Clayton argues that Mackey's eccentric outspokenness is offending core customers, hurting the Whole Foods brand, and undermining the company's bottom line. "Mackey continues to look for opportunities to publicly tweak Whole Foods' core customer base," he said. "It makes very little sense from a business point of view for the CEO of a company to put his personal beliefs and his partisan commitments ahead of the reputation of his company, and its appeal to consumers.
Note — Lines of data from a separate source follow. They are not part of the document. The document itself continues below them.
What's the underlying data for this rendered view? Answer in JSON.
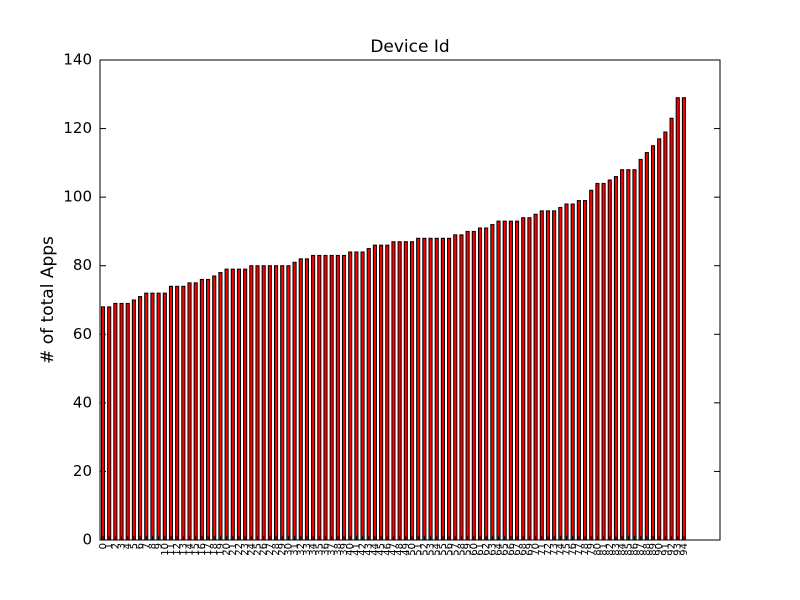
{
  "chart_data": {
    "type": "bar",
    "title": "Device Id",
    "ylabel": "# of total Apps",
    "categories": [
      "0",
      "1",
      "2",
      "3",
      "4",
      "5",
      "6",
      "7",
      "8",
      "9",
      "10",
      "11",
      "12",
      "13",
      "14",
      "15",
      "16",
      "17",
      "18",
      "19",
      "20",
      "21",
      "22",
      "23",
      "24",
      "25",
      "26",
      "27",
      "28",
      "29",
      "30",
      "31",
      "32",
      "33",
      "34",
      "35",
      "36",
      "37",
      "38",
      "39",
      "40",
      "41",
      "42",
      "43",
      "44",
      "45",
      "46",
      "47",
      "48",
      "49",
      "50",
      "51",
      "52",
      "53",
      "54",
      "55",
      "56",
      "57",
      "58",
      "59",
      "60",
      "61",
      "62",
      "63",
      "64",
      "65",
      "66",
      "67",
      "68",
      "69",
      "70",
      "71",
      "72",
      "73",
      "74",
      "75",
      "76",
      "77",
      "78",
      "79",
      "80",
      "81",
      "82",
      "83",
      "84",
      "85",
      "86",
      "87",
      "88",
      "89",
      "90",
      "91",
      "92",
      "93",
      "94"
    ],
    "values": [
      68,
      68,
      69,
      69,
      69,
      70,
      71,
      72,
      72,
      72,
      72,
      74,
      74,
      74,
      75,
      75,
      76,
      76,
      77,
      78,
      79,
      79,
      79,
      79,
      80,
      80,
      80,
      80,
      80,
      80,
      80,
      81,
      82,
      82,
      83,
      83,
      83,
      83,
      83,
      83,
      84,
      84,
      84,
      85,
      86,
      86,
      86,
      87,
      87,
      87,
      87,
      88,
      88,
      88,
      88,
      88,
      88,
      89,
      89,
      90,
      90,
      91,
      91,
      92,
      93,
      93,
      93,
      93,
      94,
      94,
      95,
      96,
      96,
      96,
      97,
      98,
      98,
      99,
      99,
      102,
      104,
      104,
      105,
      106,
      108,
      108,
      108,
      111,
      113,
      115,
      117,
      119,
      123,
      129,
      129
    ],
    "color": "#ff0000",
    "ylim": [
      0,
      140
    ],
    "yticks": [
      0,
      20,
      40,
      60,
      80,
      100,
      120,
      140
    ]
  }
}
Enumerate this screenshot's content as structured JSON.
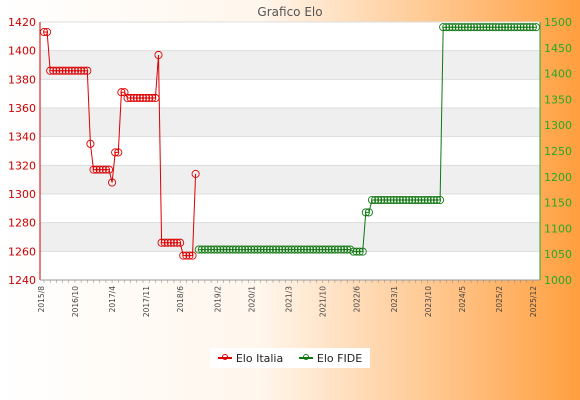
{
  "chart_data": {
    "type": "line",
    "title": "Grafico Elo",
    "left_axis": {
      "min": 1240,
      "max": 1420,
      "step": 20,
      "color": "#cc0000"
    },
    "right_axis": {
      "min": 1000,
      "max": 1500,
      "step": 50,
      "color": "#22aa22"
    },
    "x_label_samples": [
      "2015/8",
      "2016/10",
      "2017/4",
      "2017/11",
      "2018/6",
      "2019/2",
      "2020/1",
      "2021/3",
      "2021/10",
      "2022/6",
      "2023/1",
      "2023/10",
      "2024/5",
      "2025/2",
      "2025/12"
    ],
    "series": [
      {
        "name": "Elo Italia",
        "axis": "left",
        "color": "#dd0000",
        "points": [
          [
            0,
            1413
          ],
          [
            1,
            1413
          ],
          [
            2,
            1386
          ],
          [
            3,
            1386
          ],
          [
            4,
            1386
          ],
          [
            5,
            1386
          ],
          [
            6,
            1386
          ],
          [
            7,
            1386
          ],
          [
            8,
            1386
          ],
          [
            9,
            1386
          ],
          [
            10,
            1386
          ],
          [
            11,
            1386
          ],
          [
            12,
            1386
          ],
          [
            13,
            1386
          ],
          [
            14,
            1386
          ],
          [
            15,
            1335
          ],
          [
            16,
            1317
          ],
          [
            17,
            1317
          ],
          [
            18,
            1317
          ],
          [
            19,
            1317
          ],
          [
            20,
            1317
          ],
          [
            21,
            1317
          ],
          [
            22,
            1308
          ],
          [
            23,
            1329
          ],
          [
            24,
            1329
          ],
          [
            25,
            1371
          ],
          [
            26,
            1371
          ],
          [
            27,
            1367
          ],
          [
            28,
            1367
          ],
          [
            29,
            1367
          ],
          [
            30,
            1367
          ],
          [
            31,
            1367
          ],
          [
            32,
            1367
          ],
          [
            33,
            1367
          ],
          [
            34,
            1367
          ],
          [
            35,
            1367
          ],
          [
            36,
            1367
          ],
          [
            37,
            1397
          ],
          [
            38,
            1266
          ],
          [
            39,
            1266
          ],
          [
            40,
            1266
          ],
          [
            41,
            1266
          ],
          [
            42,
            1266
          ],
          [
            43,
            1266
          ],
          [
            44,
            1266
          ],
          [
            45,
            1257
          ],
          [
            46,
            1257
          ],
          [
            47,
            1257
          ],
          [
            48,
            1257
          ],
          [
            49,
            1314
          ]
        ]
      },
      {
        "name": "Elo FIDE",
        "axis": "right",
        "color": "#117711",
        "points": [
          [
            50,
            1059
          ],
          [
            51,
            1059
          ],
          [
            52,
            1059
          ],
          [
            53,
            1059
          ],
          [
            54,
            1059
          ],
          [
            55,
            1059
          ],
          [
            56,
            1059
          ],
          [
            57,
            1059
          ],
          [
            58,
            1059
          ],
          [
            59,
            1059
          ],
          [
            60,
            1059
          ],
          [
            61,
            1059
          ],
          [
            62,
            1059
          ],
          [
            63,
            1059
          ],
          [
            64,
            1059
          ],
          [
            65,
            1059
          ],
          [
            66,
            1059
          ],
          [
            67,
            1059
          ],
          [
            68,
            1059
          ],
          [
            69,
            1059
          ],
          [
            70,
            1059
          ],
          [
            71,
            1059
          ],
          [
            72,
            1059
          ],
          [
            73,
            1059
          ],
          [
            74,
            1059
          ],
          [
            75,
            1059
          ],
          [
            76,
            1059
          ],
          [
            77,
            1059
          ],
          [
            78,
            1059
          ],
          [
            79,
            1059
          ],
          [
            80,
            1059
          ],
          [
            81,
            1059
          ],
          [
            82,
            1059
          ],
          [
            83,
            1059
          ],
          [
            84,
            1059
          ],
          [
            85,
            1059
          ],
          [
            86,
            1059
          ],
          [
            87,
            1059
          ],
          [
            88,
            1059
          ],
          [
            89,
            1059
          ],
          [
            90,
            1059
          ],
          [
            91,
            1059
          ],
          [
            92,
            1059
          ],
          [
            93,
            1059
          ],
          [
            94,
            1059
          ],
          [
            95,
            1059
          ],
          [
            96,
            1059
          ],
          [
            97,
            1059
          ],
          [
            98,
            1059
          ],
          [
            99,
            1059
          ],
          [
            100,
            1055
          ],
          [
            101,
            1055
          ],
          [
            102,
            1055
          ],
          [
            103,
            1055
          ],
          [
            104,
            1131
          ],
          [
            105,
            1131
          ],
          [
            106,
            1155
          ],
          [
            107,
            1155
          ],
          [
            108,
            1155
          ],
          [
            109,
            1155
          ],
          [
            110,
            1155
          ],
          [
            111,
            1155
          ],
          [
            112,
            1155
          ],
          [
            113,
            1155
          ],
          [
            114,
            1155
          ],
          [
            115,
            1155
          ],
          [
            116,
            1155
          ],
          [
            117,
            1155
          ],
          [
            118,
            1155
          ],
          [
            119,
            1155
          ],
          [
            120,
            1155
          ],
          [
            121,
            1155
          ],
          [
            122,
            1155
          ],
          [
            123,
            1155
          ],
          [
            124,
            1155
          ],
          [
            125,
            1155
          ],
          [
            126,
            1155
          ],
          [
            127,
            1155
          ],
          [
            128,
            1155
          ],
          [
            129,
            1490
          ],
          [
            130,
            1490
          ],
          [
            131,
            1490
          ],
          [
            132,
            1490
          ],
          [
            133,
            1490
          ],
          [
            134,
            1490
          ],
          [
            135,
            1490
          ],
          [
            136,
            1490
          ],
          [
            137,
            1490
          ],
          [
            138,
            1490
          ],
          [
            139,
            1490
          ],
          [
            140,
            1490
          ],
          [
            141,
            1490
          ],
          [
            142,
            1490
          ],
          [
            143,
            1490
          ],
          [
            144,
            1490
          ],
          [
            145,
            1490
          ],
          [
            146,
            1490
          ],
          [
            147,
            1490
          ],
          [
            148,
            1490
          ],
          [
            149,
            1490
          ],
          [
            150,
            1490
          ],
          [
            151,
            1490
          ],
          [
            152,
            1490
          ],
          [
            153,
            1490
          ],
          [
            154,
            1490
          ],
          [
            155,
            1490
          ],
          [
            156,
            1490
          ],
          [
            157,
            1490
          ],
          [
            158,
            1490
          ],
          [
            159,
            1490
          ]
        ]
      }
    ],
    "grid": true,
    "legend_position": "bottom-center"
  }
}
"The guy's got a John Galt complex," Clayton continued, referring to the pouting hero of Ayn Rand's libertarian cult novel Atlas Shrugged. "It's unfortunate that he keeps indulging in it, rather than putting his obligations to the company ahead of his personal preferences." Indeed, Mackey told Paumgarten that Rand was mistaken in describing her own philosophy as based on "selfishness" and that he's a better marketer. "And, by telling people that it's all about selfishness, you're alienating a huge potential part of the market unnecessarily," Mackey said. "She really meant self-interest. Enlightened self-interest. So why use 'selfishness'? It's a bad brand."
On matters of public policy, some shareholders argue, Mackey needs to heed his own advice.